Another year later, and the conversion was mostly complete. The term"'Alternative Music" had been coined, thanks to the press's inability to categorize Soundgarden and Alice in Chains, and the Sorority Girls had started showing up to see Arrested Development.
By '95 I'd lost interest in the bands they were putting in the line-up, and I'm not sure Perry Ferrell was involved anymore. But the point is: I didn't show up. Mostly, honestly, because I was so poor that summer, that I made the decision to make money instead of spend it.
And by 96', despite the fact the Ramones were going to be included, the thought of Metallica fronting a music fest that had been inititally set up for overlooked and somewhat underground acts seemed preposterous. It was moving towads the "Monsters of Rock", and I just wasn't interested. And I could see the Ramones any time.
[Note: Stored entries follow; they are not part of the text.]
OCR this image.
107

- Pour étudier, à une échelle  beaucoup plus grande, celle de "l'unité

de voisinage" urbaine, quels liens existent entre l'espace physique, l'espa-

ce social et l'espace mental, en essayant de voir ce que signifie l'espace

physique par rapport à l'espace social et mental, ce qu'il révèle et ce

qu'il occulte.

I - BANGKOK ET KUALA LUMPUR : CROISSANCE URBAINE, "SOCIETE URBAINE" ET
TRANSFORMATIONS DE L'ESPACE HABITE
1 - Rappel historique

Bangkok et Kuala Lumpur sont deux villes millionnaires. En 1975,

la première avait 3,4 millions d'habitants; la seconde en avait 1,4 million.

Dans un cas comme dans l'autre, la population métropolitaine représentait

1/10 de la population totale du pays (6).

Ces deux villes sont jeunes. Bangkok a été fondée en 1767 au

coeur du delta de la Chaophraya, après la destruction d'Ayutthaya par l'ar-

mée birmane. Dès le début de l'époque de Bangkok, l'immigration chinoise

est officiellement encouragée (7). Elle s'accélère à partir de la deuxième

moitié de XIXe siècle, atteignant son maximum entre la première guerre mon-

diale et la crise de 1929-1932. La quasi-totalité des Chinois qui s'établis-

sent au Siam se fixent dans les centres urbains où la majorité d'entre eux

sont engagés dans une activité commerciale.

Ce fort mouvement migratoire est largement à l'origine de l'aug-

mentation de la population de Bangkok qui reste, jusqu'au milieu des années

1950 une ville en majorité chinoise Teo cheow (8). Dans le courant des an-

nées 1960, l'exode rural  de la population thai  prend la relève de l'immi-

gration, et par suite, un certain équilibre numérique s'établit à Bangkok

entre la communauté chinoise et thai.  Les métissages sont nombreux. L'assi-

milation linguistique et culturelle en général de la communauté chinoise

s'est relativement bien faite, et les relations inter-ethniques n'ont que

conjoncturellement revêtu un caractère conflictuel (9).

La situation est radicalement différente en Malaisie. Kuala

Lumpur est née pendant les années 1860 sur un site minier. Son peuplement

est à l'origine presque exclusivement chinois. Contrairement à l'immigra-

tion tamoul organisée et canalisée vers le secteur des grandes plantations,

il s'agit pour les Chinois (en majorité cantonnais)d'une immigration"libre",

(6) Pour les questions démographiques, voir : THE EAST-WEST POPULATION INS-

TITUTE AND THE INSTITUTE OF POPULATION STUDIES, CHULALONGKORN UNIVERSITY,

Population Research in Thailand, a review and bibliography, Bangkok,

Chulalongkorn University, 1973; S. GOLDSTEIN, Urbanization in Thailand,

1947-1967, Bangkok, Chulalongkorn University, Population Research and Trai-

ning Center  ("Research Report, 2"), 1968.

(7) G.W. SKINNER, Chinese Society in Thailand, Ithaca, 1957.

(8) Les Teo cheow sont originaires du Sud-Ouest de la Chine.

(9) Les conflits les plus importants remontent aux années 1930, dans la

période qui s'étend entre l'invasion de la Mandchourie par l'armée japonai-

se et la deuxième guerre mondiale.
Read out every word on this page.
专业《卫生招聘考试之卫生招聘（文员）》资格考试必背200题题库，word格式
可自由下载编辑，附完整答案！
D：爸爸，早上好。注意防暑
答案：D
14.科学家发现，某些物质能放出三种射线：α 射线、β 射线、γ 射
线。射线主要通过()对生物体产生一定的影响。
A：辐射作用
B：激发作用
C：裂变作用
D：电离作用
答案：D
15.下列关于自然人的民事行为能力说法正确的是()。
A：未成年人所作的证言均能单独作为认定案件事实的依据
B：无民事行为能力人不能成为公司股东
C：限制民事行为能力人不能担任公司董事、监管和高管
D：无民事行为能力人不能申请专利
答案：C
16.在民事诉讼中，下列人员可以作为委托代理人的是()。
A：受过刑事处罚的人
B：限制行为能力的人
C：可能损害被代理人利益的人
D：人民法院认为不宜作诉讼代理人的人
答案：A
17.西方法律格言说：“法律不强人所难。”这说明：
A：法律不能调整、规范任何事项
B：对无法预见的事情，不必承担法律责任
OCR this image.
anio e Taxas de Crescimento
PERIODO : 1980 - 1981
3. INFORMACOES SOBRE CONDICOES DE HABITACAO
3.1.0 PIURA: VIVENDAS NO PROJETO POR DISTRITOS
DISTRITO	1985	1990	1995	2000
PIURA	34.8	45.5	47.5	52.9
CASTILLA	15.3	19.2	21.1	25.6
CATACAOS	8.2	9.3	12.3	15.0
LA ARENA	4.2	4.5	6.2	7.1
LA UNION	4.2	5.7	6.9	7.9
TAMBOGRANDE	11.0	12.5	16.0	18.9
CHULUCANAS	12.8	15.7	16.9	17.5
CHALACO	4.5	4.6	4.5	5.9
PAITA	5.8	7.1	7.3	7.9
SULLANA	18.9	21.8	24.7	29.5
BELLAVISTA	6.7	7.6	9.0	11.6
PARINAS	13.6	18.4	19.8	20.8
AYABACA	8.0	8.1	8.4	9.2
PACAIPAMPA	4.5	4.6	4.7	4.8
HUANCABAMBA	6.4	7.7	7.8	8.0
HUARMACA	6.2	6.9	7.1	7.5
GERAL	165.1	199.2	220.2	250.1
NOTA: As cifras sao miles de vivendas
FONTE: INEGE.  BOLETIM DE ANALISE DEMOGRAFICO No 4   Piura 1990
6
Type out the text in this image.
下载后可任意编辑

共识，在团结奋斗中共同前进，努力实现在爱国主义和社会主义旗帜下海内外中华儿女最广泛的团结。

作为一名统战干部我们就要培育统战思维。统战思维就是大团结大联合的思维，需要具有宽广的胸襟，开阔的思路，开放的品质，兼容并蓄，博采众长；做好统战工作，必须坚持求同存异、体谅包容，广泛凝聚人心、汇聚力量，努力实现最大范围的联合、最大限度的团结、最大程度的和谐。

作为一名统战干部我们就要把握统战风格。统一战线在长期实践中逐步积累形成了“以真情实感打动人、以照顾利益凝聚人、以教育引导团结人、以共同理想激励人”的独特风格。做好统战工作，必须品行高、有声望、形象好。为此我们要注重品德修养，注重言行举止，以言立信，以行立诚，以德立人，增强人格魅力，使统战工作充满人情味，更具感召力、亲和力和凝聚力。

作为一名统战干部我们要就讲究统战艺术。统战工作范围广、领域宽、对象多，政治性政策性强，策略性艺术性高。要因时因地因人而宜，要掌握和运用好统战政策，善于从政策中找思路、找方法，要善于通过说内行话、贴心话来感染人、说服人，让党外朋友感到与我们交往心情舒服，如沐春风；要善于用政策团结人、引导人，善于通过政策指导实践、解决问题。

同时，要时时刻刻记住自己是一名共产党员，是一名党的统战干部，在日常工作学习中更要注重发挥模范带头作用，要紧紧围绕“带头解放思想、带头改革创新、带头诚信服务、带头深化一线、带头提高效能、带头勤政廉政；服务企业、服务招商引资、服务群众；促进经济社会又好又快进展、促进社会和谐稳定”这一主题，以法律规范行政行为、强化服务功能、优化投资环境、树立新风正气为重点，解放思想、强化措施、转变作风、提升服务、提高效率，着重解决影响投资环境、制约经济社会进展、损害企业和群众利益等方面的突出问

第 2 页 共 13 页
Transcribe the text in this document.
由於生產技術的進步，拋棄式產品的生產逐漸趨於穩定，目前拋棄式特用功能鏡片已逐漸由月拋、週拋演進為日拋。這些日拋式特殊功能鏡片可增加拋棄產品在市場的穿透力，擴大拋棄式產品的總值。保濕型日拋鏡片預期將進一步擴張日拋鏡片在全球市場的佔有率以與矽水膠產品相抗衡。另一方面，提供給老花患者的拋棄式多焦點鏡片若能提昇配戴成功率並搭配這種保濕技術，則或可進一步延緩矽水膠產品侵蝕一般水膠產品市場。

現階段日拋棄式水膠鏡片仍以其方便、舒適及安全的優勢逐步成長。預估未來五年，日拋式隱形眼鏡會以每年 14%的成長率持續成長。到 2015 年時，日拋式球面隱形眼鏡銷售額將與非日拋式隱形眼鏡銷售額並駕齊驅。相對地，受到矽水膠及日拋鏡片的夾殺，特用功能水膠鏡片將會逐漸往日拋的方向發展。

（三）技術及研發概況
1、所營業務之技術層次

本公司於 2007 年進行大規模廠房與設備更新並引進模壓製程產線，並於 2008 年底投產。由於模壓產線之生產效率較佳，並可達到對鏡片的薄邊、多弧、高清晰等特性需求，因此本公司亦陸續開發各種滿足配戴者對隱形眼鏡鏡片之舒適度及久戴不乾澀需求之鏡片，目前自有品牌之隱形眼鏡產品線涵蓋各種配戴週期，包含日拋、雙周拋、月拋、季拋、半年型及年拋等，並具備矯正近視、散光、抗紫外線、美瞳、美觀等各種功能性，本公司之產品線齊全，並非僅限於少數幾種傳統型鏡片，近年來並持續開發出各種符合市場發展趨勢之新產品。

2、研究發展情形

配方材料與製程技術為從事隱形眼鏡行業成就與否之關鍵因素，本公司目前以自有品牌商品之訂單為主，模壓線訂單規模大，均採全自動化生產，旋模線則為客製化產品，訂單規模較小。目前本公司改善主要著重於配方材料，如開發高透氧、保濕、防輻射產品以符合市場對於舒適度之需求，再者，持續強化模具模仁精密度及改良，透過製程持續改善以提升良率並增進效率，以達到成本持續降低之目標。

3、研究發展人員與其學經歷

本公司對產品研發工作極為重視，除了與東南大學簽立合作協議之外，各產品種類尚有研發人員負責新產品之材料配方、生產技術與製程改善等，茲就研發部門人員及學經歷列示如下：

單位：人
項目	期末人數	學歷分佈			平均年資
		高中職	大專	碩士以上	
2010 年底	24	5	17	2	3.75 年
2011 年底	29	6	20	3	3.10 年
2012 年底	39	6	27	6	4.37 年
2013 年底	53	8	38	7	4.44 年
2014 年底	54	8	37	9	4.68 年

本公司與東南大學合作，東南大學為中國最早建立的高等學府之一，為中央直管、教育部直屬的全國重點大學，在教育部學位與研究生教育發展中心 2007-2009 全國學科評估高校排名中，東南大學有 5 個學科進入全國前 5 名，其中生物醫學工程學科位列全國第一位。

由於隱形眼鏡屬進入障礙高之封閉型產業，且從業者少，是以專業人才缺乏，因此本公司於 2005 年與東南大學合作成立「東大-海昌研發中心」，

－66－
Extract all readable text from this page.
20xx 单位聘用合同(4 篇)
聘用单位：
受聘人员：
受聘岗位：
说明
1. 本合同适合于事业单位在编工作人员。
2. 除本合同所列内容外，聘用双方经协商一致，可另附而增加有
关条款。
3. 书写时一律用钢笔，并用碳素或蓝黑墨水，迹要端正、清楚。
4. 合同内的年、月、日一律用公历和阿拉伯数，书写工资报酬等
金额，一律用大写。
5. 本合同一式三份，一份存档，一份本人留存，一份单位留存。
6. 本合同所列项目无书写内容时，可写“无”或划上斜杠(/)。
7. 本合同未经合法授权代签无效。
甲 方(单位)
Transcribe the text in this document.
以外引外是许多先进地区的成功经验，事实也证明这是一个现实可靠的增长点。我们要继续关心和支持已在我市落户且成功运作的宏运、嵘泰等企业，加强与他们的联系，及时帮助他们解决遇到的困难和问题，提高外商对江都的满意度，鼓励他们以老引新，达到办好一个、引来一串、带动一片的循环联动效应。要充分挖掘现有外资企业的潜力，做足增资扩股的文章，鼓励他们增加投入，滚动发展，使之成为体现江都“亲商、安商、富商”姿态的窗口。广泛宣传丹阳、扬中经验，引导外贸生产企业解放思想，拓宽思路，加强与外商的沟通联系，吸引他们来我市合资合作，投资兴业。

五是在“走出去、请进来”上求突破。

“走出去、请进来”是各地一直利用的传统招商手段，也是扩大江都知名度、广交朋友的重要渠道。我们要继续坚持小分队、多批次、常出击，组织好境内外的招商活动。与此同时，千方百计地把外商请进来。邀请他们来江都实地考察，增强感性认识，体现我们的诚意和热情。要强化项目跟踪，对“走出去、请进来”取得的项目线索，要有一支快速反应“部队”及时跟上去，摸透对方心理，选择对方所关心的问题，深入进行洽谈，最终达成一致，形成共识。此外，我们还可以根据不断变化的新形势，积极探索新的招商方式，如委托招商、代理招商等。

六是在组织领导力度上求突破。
They weren't going anywhere any time soon...
Although, looking at he '97 line-up, one can only wonder about the ephemeral nature of rock stardom. One day you're Orbital and almost unknown, next you're pretty much headlining Lollapalooza. By 2001, you're forgotten.
And yet Goo Goo Dolls and Blink 182 are still around. There's no @#$%ing justice, I tell you.
But I guess my point is: It's tough to share what it was like to be at the StarPlex on that balmy day in 1991. Being the second show, it hadn't sold out, and so while there were a lot of tickets sold and folks there, it wasn't the crushing thing that Lollapalooza became. It was just a few thousand people. And like all good, fun things, it wasn't something everyone knew about. Not yet.
And certainly before marketing agencies had pegged the audience for non-Top 40 music as a demographic to be marketed to (we'd have the rest of the 90's to suffer through before they finally figured out how to reach that audience with Hot Topic and Suicide Girl chic). And I think for a lot of the kids like me from our bedroom communities, and the kids who were the ones who got beat up living in Hogstick, Texas for their refusal to sport a mullet... it was a revelation to see you and the four pals you hung out with weren't the only ones who liked this album or that band. That, though "Color Me Badd", Amy Grant and "C+C Music Factory" were burning up the charts, if there were enough folks into the same thing, this could be a good thing, even if you had to jump cities to see a show.
Mostly, I remember an odd bit of crying when the last band left the stage and those harsh flood lights were turned on the audience and the Star Plex had to beg people to leave. Who knows? Those crazy kids were probably just having a teen angsty moment, but I can read into it what I want.
I'm old and decrepit, and I probably know less about what the kids are listening to than other folks my age. I'm routinely baffled by the popularity of bands like "My Chemical Romance", forgetting that this is some 15 year-old kid's first time. And that my bands were, no doubt, just as ridiculous to some 30 year-old at the time. And I'm now more than twice as old as I was when we hit the road that summer morning to head out for our three city tour.
And I'm a lot more at ease these days with sponsorship deals, and how you fund a festival like Lollapalooza 2008. And I'd probably feel worse for these kids, not seeing this stuff untouched, but I'm pretty sure that clubs haven't changed that much, and even the kids in Hogstick, Texas are going to wind up in a city as soon as they graduate. And they'll wind up at some bar not too different from where I was trying to get into (if they hadn't closed Liberty Lunch).
It was just fun to be there that first summer.